What is Banking as a Service and how can it scale your fintech
June 5, 2025

In the beginning, almost every fintech has the same ambition: to solve a specific pain point with a better experience than traditional banks. But sooner or later, a question emerges: is it worth building the banking infrastructure behind all of this?
This is where Banking as a Service (BaaS) comes in — not as a shortcut, but as a real leveraging platform.
Understanding BaaS in Practice
Banking as a Service is the offering of banking infrastructure via APIs, which enables other companies to provide financial services (such as accounts, transfers, cards, TED, Pix, etc.) without needing to become a financial institution.
In practice, you don’t build the bank, but build on top of the bank — using regulated and auditable components to assemble your own solution.

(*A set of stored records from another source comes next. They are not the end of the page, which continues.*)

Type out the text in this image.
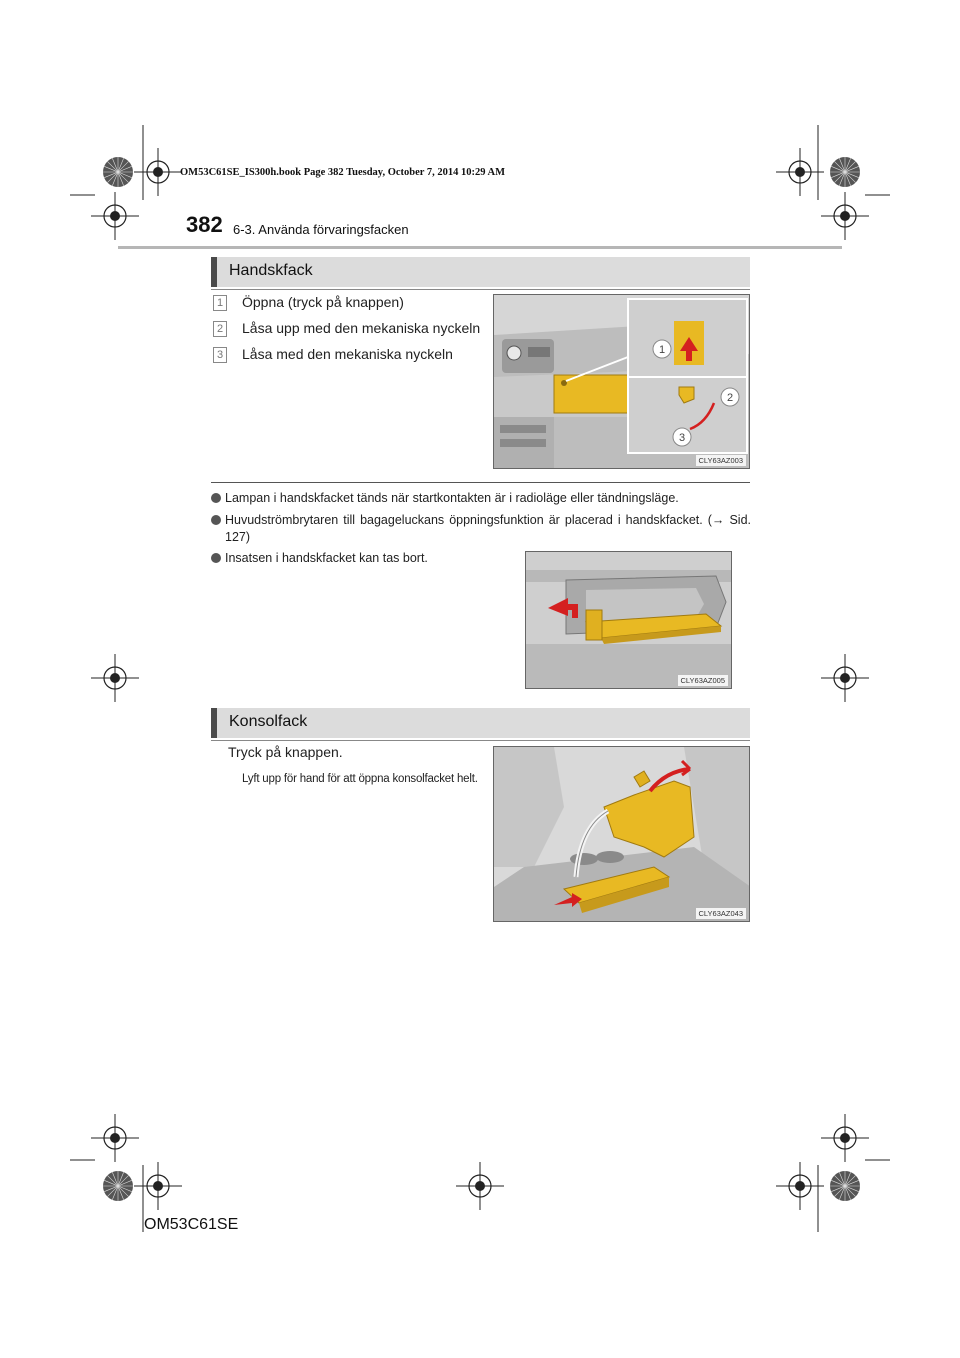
OM53C61SE_IS300h.book Page 382 Tuesday, October 7, 2014 10:29 AM
382 6-3. Använda förvaringsfacken
Handskfack
1 Öppna (tryck på knappen)
2 Låsa upp med den mekaniska nyckeln
3 Låsa med den mekaniska nyckeln	1
2
3
CLY63AZ003
Lampan i handskfacket tänds när startkontakten är i radioläge eller tändningsläge.
Huvudströmbrytaren till bagageluckans öppningsfunktion är placerad i handskfacket. (→ Sid. 127)
Insatsen i handskfacket kan tas bort.
CLY63AZ005
Konsolfack
Tryck på knappen.
Lyft upp för hand för att öppna konsolfacket helt.
CLY63AZ043
OM53C61SE
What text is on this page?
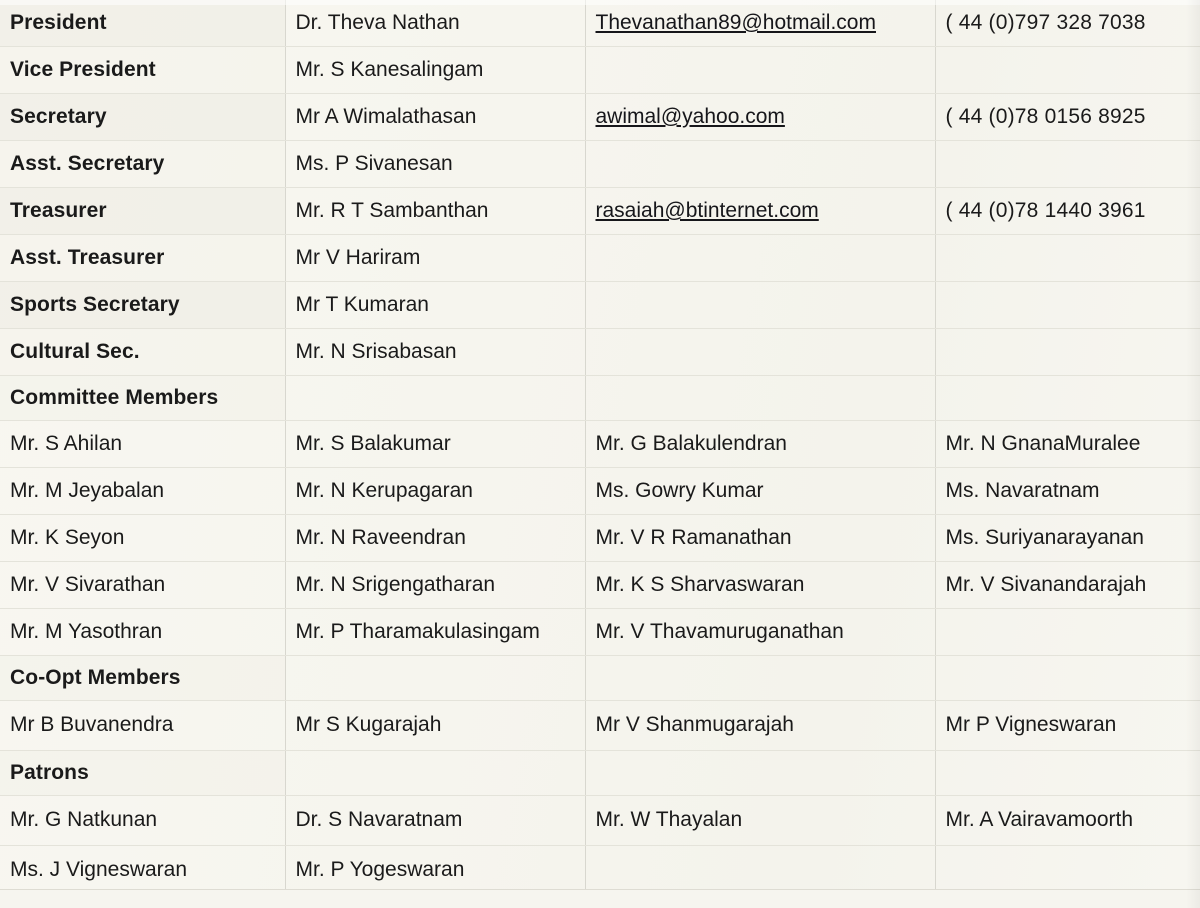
President	Dr. Theva Nathan	Thevanathan89@hotmail.com	( 44 (0)797 328 7038
Vice President	Mr. S Kanesalingam		
Secretary	Mr A Wimalathasan	awimal@yahoo.com	( 44 (0)78 0156 8925
Asst. Secretary	Ms. P Sivanesan		
Treasurer	Mr. R T Sambanthan	rasaiah@btinternet.com	( 44 (0)78 1440 3961
Asst. Treasurer	Mr V Hariram		
Sports Secretary	Mr T Kumaran		
Cultural Sec.	Mr. N Srisabasan		
Committee Members			
Mr. S Ahilan	Mr. S Balakumar	Mr. G Balakulendran	Mr. N GnanaMuralee
Mr. M Jeyabalan	Mr. N Kerupagaran	Ms. Gowry Kumar	Ms. Navaratnam
Mr. K Seyon	Mr. N Raveendran	Mr. V R Ramanathan	Ms. Suriyanarayanan
Mr. V Sivarathan	Mr. N Srigengatharan	Mr. K S Sharvaswaran	Mr. V Sivanandarajah
Mr. M Yasothran	Mr. P Tharamakulasingam	Mr. V Thavamuruganathan	
Co-Opt Members			
Mr B Buvanendra	Mr S Kugarajah	Mr V Shanmugarajah	Mr P Vigneswaran
Patrons			
Mr. G Natkunan	Dr. S Navaratnam	Mr. W Thayalan	Mr. A Vairavamoorth
Ms. J Vigneswaran	Mr. P Yogeswaran		
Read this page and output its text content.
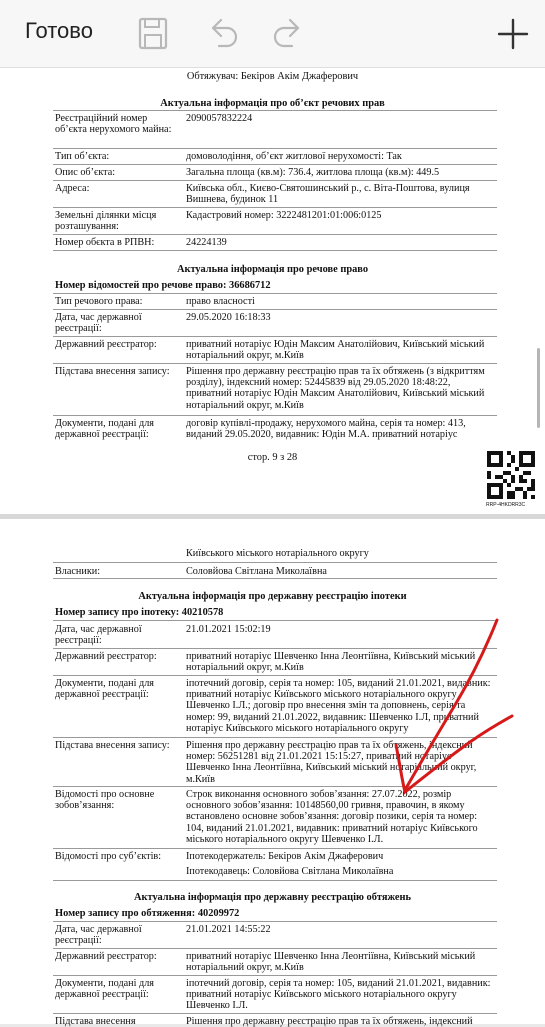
Готово
Обтяжувач: Бекіров Акім Джаферович
Актуальна інформація про об’єкт речових прав
Реєстраційний номер об’єкта нерухомого майна:
2090057832224
Тип об’єкта:	домоволодіння, об’єкт житлової нерухомості: Так
Опис об’єкта:	Загальна площа (кв.м): 736.4, житлова площа (кв.м): 449.5
Адреса:	Київська обл., Києво-Святошинський р., с. Віта-Поштова, вулиця Вишнева, будинок 11
Земельні ділянки місця розташування:
Кадастровий номер: 3222481201:01:006:0125
Номер обєкта в РПВН:	24224139
Актуальна інформація про речове право
Номер відомостей про речове право: 36686712
Тип речового права:	право власності
Дата, час державної реєстрації:
29.05.2020 16:18:33
Державний реєстратор:	приватний нотаріус Юдін Максим Анатолійович, Київський міський нотаріальний округ, м.Київ
Підстава внесення запису:	Рішення про державну реєстрацію прав та їх обтяжень (з відкриттям розділу), індексний номер: 52445839 від 29.05.2020 18:48:22, приватний нотаріус Юдін Максим Анатолійович, Київський міський нотаріальний округ, м.Київ
Документи, подані для державної реєстрації:
договір купівлі-продажу, нерухомого майна, серія та номер: 413, виданий 29.05.2020, видавник: Юдін М.А. приватний нотаріус
стор. 9 з 28
RRP-4HKDRR3C
Київського міського нотаріального округу
Власники:	Соловйова Світлана Миколаївна
Актуальна інформація про державну реєстрацію іпотеки
Номер запису про іпотеку: 40210578
Дата, час державної реєстрації:
21.01.2021 15:02:19
Державний реєстратор:	приватний нотаріус Шевченко Інна Леонтіївна, Київський міський нотаріальний округ, м.Київ
Документи, подані для державної реєстрації:
іпотечний договір, серія та номер: 105, виданий 21.01.2021, видавник: приватний нотаріус Київського міського нотаріального округу Шевченко І.Л.; договір про внесення змін та доповнень, серія та номер: 99, виданий 21.01.2022, видавник: Шевченко І.Л, приватний нотаріус Київського міського нотаріального округу
Підстава внесення запису:	Рішення про державну реєстрацію прав та їх обтяжень, індексний номер: 56251281 від 21.01.2021 15:15:27, приватний нотаріус Шевченко Інна Леонтіївна, Київський міський нотаріальний округ, м.Київ
Відомості про основне зобов’язання:
Строк виконання основного зобов’язання: 27.07.2022, розмір основного зобов’язання: 10148560,00 гривня, правочин, в якому встановлено основне зобов’язання: договір позики, серія та номер: 104, виданий 21.01.2021, видавник: приватний нотаріус Київського міського нотаріального округу Шевченко І.Л.
Відомості про суб’єктів:	Іпотекодержатель: Бекіров Акім Джаферович
Іпотекодавець: Соловйова Світлана Миколаївна
Актуальна інформація про державну реєстрацію обтяжень
Номер запису про обтяження: 40209972
Дата, час державної реєстрації:
21.01.2021 14:55:22
Державний реєстратор:	приватний нотаріус Шевченко Інна Леонтіївна, Київський міський нотаріальний округ, м.Київ
Документи, подані для державної реєстрації:
іпотечний договір, серія та номер: 105, виданий 21.01.2021, видавник: приватний нотаріус Київського міського нотаріального округу Шевченко І.Л.
Підстава внесення	Рішення про державну реєстрацію прав та їх обтяжень, індексний
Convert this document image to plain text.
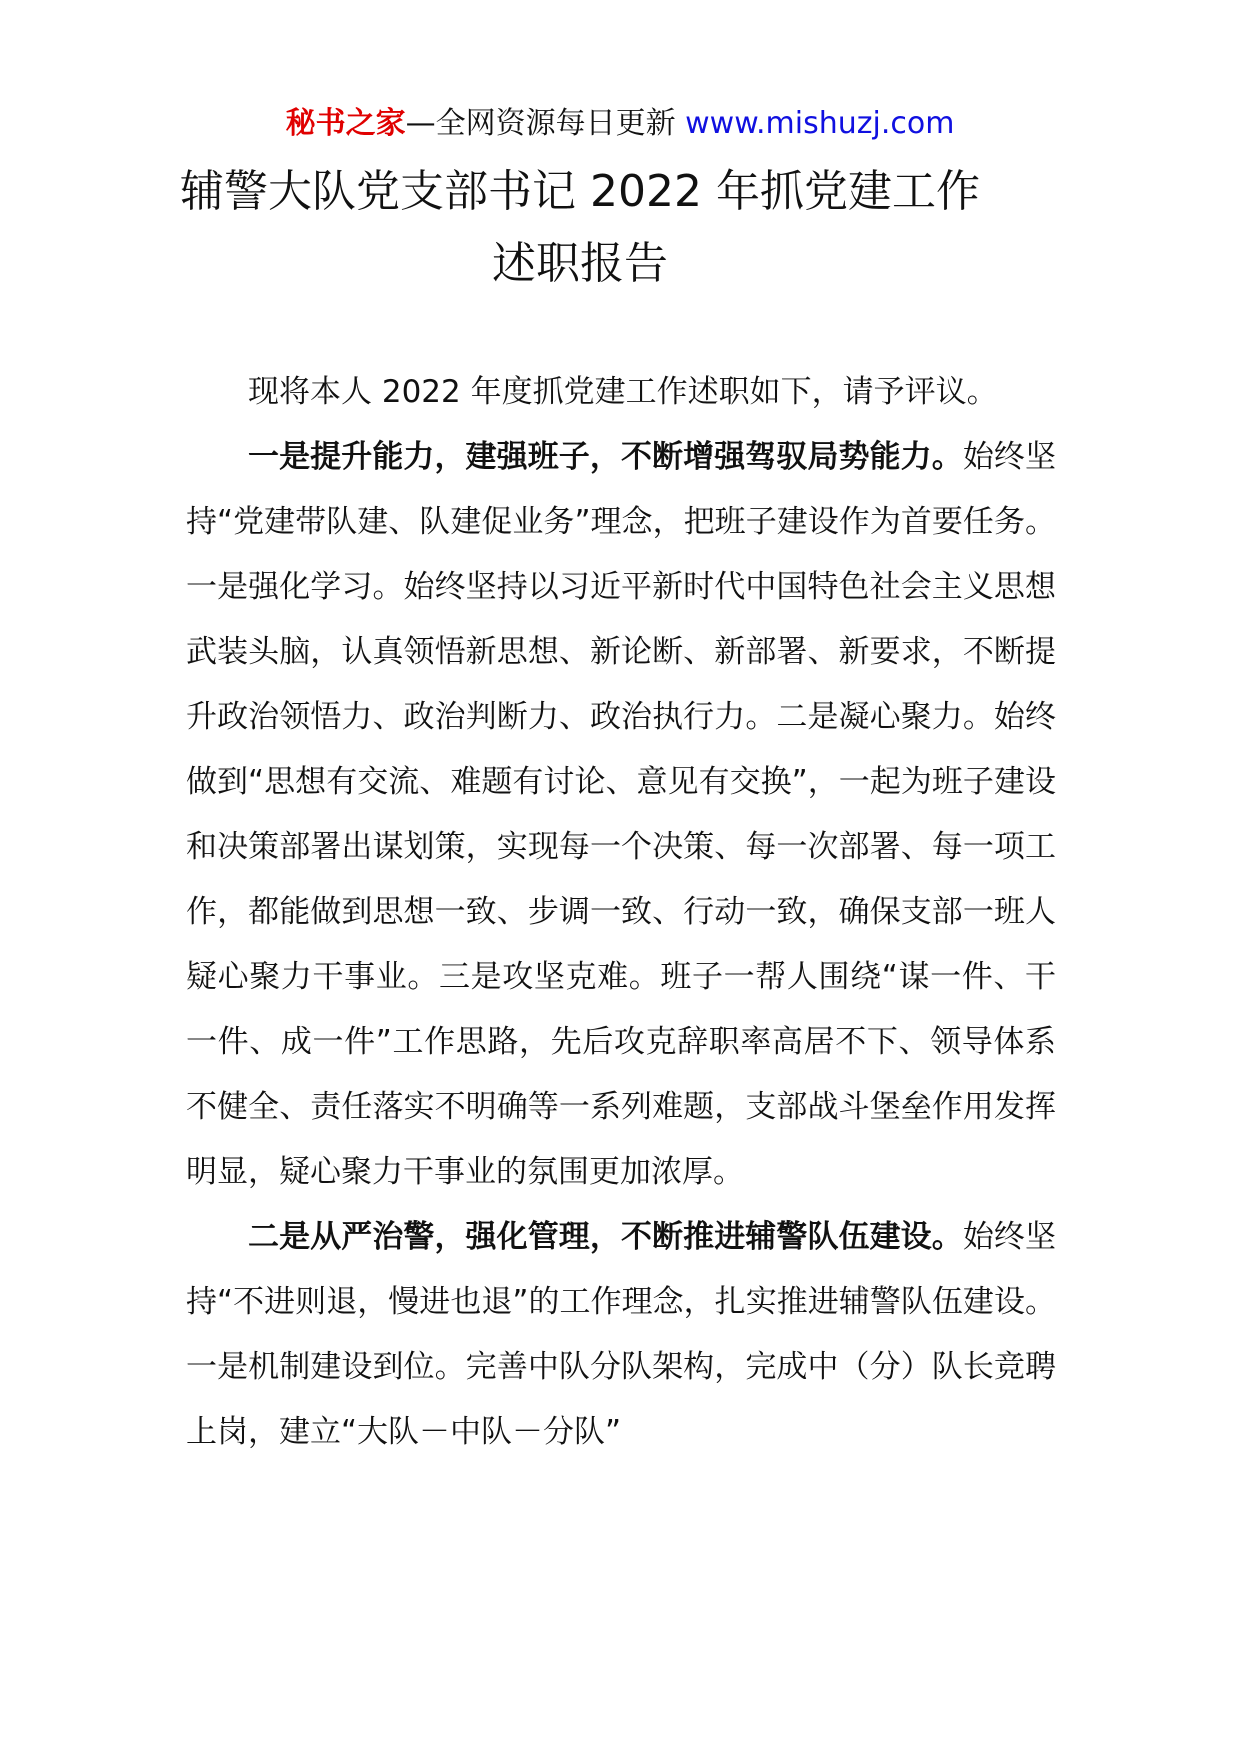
秘书之家—全网资源每日更新 www.mishuzj.com
辅警大队党支部书记 2022 年抓党建工作
述职报告

现将本人 2022 年度抓党建工作述职如下，请予评议。

一是提升能力，建强班子，不断增强驾驭局势能力。始终坚持“党建带队建、队建促业务”理念，把班子建设作为首要任务。一是强化学习。始终坚持以习近平新时代中国特色社会主义思想武装头脑，认真领悟新思想、新论断、新部署、新要求，不断提升政治领悟力、政治判断力、政治执行力。二是凝心聚力。始终做到“思想有交流、难题有讨论、意见有交换”，一起为班子建设和决策部署出谋划策，实现每一个决策、每一次部署、每一项工作，都能做到思想一致、步调一致、行动一致，确保支部一班人疑心聚力干事业。三是攻坚克难。班子一帮人围绕“谋一件、干一件、成一件”工作思路，先后攻克辞职率高居不下、领导体系不健全、责任落实不明确等一系列难题，支部战斗堡垒作用发挥明显，疑心聚力干事业的氛围更加浓厚。

二是从严治警，强化管理，不断推进辅警队伍建设。始终坚持“不进则退，慢进也退”的工作理念，扎实推进辅警队伍建设。一是机制建设到位。完善中队分队架构，完成中（分）队长竞聘上岗，建立“大队－中队－分队”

By using an infrastructure like Azify's, for example, your fintech can:
Open accounts with built-in compliance
Operate with Pix directly with Bacen
Integrate cards, billing, and financial movement
Delegate the dirty work of reconciliation, ledger, AML
You take care of the product, Azify takes care of what is invisible (and essential).
Why Do Fintechs Get Stuck Along the Way?
The MVP works. But when the product scales, the cost of internal infrastructure explodes — not only in time and money but also in regulatory responsibility, legal risk, and operational complexity.
You need to become an expert in Bacen, SLC, STR
Implement compliance, reconcile accounts, maintain segregated balance
Deal with audits, fraud, and the learning curve of banking
All of this takes focus away from the core — and creates technical debt that incurs high interest.
BaaS is not outsourcing, it is intelligent abstraction of infrastructure. You maintain control over the product and the experience but operate on a solid foundation that has already gone through the pains you don’t need to experience.
Scaling Efficiently: Where BaaS Really Helps
Time to Market: go from zero to a functional banking product in weeks, not months.
Focus: direct the team toward experience, differentiation, and acquisition — not to understanding the SPB.
Compliance and Regulation: operate with standards required by Bacen and CVM, without bearing the burden alone.
Modularity: use only what you need — accounts, payments, cards, investments — without inflating your stack.
At Azify, each financial component (account, investment, payment) is pluggable via API, with its own banking engine, real testing environment, and integration with automated compliance. You don’t need to deploy a monolithic tower. You fit what makes sense.
The Future is Infrastructure, but Without Friction
Every fintech, sooner or later, needs to scale. The question is: do you want to scale a product or a regulatory structure?
Banking as a Service exists so that innovation is not held hostage by bureaucracy, and so that you can build something great without carrying the weight of a bank on your back.
Build what matters. The rest, we handle with infrastructure.